Sunday, April 3, 2016

10 things you should NEVER say to someone who is infertile

I've decided to open up about our struggles with infertility.  I have a bunch of posts coming telling our story but I figured this is a good place to start. Maybe you have a friend or family member who is infertile.  How can you help? What can you do? Well I've heard most of these things first hand- many times and let me just say if you want to be a safe haven for someone who is infertile these are the wrong things to say.  These will only hurt and offend those whose feelings are so very tender.

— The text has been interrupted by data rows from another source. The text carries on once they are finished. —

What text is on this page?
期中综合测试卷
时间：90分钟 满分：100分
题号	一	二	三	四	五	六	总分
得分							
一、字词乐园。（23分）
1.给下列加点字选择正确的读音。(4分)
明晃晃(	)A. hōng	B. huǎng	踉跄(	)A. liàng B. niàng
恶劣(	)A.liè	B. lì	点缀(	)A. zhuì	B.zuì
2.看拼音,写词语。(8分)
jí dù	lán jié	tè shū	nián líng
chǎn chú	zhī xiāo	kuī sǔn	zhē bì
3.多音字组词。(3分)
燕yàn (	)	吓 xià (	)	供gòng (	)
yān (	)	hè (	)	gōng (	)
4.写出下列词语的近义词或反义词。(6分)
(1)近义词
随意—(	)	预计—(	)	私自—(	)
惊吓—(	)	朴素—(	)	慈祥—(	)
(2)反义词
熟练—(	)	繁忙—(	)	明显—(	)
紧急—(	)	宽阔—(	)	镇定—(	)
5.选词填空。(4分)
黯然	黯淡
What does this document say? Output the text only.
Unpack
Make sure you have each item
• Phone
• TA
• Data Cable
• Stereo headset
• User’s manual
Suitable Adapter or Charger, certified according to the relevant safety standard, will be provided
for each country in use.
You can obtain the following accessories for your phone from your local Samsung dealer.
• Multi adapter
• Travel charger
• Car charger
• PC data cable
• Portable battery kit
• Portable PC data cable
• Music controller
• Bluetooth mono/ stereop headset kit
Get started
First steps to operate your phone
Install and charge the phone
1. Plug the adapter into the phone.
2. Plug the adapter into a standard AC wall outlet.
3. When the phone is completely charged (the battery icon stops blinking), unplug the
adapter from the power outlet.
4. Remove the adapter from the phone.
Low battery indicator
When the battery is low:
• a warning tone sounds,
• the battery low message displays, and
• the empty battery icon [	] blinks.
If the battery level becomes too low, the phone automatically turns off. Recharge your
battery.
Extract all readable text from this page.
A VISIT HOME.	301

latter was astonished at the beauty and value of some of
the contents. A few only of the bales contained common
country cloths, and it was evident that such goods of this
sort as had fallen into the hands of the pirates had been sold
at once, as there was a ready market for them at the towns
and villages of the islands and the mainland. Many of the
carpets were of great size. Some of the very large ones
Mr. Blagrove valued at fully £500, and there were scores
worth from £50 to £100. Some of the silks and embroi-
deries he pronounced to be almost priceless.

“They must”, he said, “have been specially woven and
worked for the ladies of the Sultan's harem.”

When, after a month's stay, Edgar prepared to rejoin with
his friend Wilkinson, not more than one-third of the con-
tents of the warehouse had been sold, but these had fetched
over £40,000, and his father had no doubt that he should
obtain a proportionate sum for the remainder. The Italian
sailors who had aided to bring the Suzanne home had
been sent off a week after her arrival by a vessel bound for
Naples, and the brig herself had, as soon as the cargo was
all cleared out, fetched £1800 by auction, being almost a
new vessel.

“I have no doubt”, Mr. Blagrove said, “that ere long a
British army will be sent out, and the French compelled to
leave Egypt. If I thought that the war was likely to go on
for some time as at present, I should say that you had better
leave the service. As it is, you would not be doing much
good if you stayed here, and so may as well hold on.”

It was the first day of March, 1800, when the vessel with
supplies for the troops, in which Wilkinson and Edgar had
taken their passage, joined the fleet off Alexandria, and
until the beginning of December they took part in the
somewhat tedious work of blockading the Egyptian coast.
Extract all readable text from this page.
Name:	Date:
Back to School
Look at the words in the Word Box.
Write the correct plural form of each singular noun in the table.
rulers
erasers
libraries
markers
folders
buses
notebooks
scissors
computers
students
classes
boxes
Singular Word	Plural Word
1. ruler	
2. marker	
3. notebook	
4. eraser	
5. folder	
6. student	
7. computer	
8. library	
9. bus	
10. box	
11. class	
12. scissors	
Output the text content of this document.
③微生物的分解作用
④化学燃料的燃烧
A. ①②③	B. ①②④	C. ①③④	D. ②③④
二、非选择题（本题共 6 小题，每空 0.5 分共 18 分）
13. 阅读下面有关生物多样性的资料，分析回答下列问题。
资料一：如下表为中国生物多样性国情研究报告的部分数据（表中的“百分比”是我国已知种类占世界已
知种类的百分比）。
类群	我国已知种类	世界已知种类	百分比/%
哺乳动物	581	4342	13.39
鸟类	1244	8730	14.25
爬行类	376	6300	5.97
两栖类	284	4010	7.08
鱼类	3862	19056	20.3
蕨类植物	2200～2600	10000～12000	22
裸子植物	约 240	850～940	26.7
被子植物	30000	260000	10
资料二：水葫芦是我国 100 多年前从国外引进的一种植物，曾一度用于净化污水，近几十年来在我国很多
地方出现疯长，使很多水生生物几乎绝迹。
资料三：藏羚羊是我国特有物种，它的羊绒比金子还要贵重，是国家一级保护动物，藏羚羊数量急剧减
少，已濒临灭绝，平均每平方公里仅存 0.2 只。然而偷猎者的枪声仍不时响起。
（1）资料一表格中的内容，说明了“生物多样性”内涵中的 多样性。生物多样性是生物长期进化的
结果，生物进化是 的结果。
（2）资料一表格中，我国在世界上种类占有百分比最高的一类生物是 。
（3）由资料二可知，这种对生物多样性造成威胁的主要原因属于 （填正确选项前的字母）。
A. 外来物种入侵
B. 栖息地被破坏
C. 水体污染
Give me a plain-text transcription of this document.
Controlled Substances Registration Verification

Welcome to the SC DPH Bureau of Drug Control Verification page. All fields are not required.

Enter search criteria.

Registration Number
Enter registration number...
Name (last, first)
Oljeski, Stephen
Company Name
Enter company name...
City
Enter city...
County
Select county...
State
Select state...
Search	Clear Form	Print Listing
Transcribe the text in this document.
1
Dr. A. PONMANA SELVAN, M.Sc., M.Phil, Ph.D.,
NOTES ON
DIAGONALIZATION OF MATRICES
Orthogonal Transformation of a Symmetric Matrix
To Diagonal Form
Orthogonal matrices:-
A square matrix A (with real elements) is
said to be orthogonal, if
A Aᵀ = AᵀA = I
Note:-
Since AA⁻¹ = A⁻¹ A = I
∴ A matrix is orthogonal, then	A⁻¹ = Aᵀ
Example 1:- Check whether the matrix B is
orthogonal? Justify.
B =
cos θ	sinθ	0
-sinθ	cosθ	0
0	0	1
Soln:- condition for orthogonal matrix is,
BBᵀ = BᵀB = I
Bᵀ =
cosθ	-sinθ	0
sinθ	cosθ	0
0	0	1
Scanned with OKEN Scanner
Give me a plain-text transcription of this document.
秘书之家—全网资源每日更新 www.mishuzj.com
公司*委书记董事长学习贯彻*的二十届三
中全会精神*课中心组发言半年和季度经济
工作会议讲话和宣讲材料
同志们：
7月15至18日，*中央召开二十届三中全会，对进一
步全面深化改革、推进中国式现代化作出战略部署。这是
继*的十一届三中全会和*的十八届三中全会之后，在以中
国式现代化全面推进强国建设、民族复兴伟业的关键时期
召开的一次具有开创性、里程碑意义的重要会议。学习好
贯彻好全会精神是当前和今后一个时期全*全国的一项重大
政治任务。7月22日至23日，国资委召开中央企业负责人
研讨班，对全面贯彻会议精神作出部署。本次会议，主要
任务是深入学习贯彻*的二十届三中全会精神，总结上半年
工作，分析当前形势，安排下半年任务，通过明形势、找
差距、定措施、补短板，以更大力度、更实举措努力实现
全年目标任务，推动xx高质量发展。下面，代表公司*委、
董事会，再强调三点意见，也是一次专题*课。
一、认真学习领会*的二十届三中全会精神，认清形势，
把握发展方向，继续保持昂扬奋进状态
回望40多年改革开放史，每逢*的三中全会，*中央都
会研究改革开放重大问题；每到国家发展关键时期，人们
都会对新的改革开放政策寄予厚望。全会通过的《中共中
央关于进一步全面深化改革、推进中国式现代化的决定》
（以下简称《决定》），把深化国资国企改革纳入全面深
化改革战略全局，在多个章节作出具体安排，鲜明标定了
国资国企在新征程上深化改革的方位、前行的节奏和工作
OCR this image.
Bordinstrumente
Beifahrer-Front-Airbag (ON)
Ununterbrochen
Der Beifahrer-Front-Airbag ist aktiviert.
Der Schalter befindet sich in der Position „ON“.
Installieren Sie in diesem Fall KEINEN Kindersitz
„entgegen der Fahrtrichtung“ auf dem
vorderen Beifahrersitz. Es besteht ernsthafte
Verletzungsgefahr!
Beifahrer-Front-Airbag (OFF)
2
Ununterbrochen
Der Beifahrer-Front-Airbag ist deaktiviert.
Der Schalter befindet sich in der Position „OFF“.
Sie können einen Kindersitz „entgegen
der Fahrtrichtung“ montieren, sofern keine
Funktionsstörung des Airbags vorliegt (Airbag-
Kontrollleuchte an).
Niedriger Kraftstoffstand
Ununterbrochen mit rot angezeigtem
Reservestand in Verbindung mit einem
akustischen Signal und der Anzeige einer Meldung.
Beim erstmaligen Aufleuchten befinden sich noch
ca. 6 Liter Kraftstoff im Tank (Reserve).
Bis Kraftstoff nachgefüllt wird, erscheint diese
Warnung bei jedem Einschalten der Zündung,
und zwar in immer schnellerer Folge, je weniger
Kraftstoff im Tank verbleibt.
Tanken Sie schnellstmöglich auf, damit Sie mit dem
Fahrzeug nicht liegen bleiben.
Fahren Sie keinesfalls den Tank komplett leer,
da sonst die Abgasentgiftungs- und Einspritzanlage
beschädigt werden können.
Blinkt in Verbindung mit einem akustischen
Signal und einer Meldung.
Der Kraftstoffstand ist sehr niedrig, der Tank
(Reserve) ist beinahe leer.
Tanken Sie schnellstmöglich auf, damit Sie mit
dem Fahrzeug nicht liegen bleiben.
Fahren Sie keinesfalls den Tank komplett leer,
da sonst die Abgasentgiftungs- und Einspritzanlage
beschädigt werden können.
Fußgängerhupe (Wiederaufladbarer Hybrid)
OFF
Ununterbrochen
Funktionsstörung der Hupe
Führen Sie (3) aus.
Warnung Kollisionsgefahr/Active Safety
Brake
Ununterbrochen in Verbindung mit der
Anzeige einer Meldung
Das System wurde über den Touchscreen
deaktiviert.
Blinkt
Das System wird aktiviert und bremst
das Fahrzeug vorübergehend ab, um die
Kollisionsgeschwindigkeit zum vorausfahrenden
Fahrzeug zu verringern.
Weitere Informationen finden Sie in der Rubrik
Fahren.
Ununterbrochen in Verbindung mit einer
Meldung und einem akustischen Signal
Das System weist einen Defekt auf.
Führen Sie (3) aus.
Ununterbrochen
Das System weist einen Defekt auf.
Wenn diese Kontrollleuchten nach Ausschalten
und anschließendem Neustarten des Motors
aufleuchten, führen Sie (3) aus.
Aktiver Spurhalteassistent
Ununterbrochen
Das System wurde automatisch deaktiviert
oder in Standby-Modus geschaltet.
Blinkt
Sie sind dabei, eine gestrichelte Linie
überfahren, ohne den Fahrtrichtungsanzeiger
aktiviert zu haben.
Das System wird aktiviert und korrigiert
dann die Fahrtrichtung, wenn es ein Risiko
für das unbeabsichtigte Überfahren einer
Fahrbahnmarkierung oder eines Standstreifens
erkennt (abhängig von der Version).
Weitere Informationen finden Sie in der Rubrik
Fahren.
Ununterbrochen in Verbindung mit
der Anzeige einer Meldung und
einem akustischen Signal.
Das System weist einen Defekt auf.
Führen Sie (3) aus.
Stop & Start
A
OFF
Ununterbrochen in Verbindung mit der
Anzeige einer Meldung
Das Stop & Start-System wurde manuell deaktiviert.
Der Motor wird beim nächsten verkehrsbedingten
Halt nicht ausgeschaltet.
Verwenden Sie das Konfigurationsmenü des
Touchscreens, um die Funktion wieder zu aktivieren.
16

So here are 8 things you should NEVER say to someone who is infertile

1. Maybe You aren't meant to have children- Why would anyone ever say this- I have never heard this one personally thank goodness-but it happens- the whole reason infertility is so hard is because a woman knows she was destined to be a mother.  How could you ever feel it is ok to tell her that she wasn't meant to do what she was always destined to do.
2. Stop thinking about it and it will happen/relax- this is not true, I don't care how many stories you hear you don't know that those people were not thinking about it.  If you are infertile you never stop thinking about it- no matter how old you are you are always thinking about it.  Its like trying to tell someone to relax when they are face to face with a hungry shark- its not going anywhere- relaxing will make no difference whatsoever.
3. Just adopt- you can't make that decision- acting like adoption is the easy way or the answer is not your choice- in fact its just as hard on the heart. Don't say it!
4. Be glad you don't have kids- no matter how frustrated you are with your kids (hey its a fact of life) never tell someone who is infertile that they should be glad they don't have kids.  They would trade their infertile days for tantrums any day of the week.
5.  You can have my kids- This is just rude- it makes light of a very serious and painful situation, it also ignores the fact that there are children meant for that mother that aren't yours or anyone else's they are hers.  In fact it will probably make the person you care about wonder why you can't appreciate what is right under your nose.
6. Stop taking pregnancy tests- I don't know what to say here besides if you haven't lived it you won't understand- I am going to try and write a whole post about this one at some point. Saying this is like telling someone to lose their hope or desert their faith.
7. Are you still trying?- if its been a while and I'm not pregnant I think its safe to say- "What do you think?" Um yes!
8. Be patient- I AM!  Some days are easier than others- I know I need to be patient but how can you tell someone to be patient when years have passed and sadness remains.
9. Eat healthier- or anything like it- don't act like you know the reason- because you don't and eating healthier or standing on your head isn't going to get someone pregnant.
10. Just be happy with your life- being sad about infertility doesn't mean you aren't happy with other aspects of your life- it is very consuming though.  Making assumptions about how someone feels has never worked for anyone.  The thing with infertility is once you start trying to have a baby there is no going back- you can't stop thinking about it.

So hold your tongue and just listen.  They have opened up to you because you care- show them they were right to do so.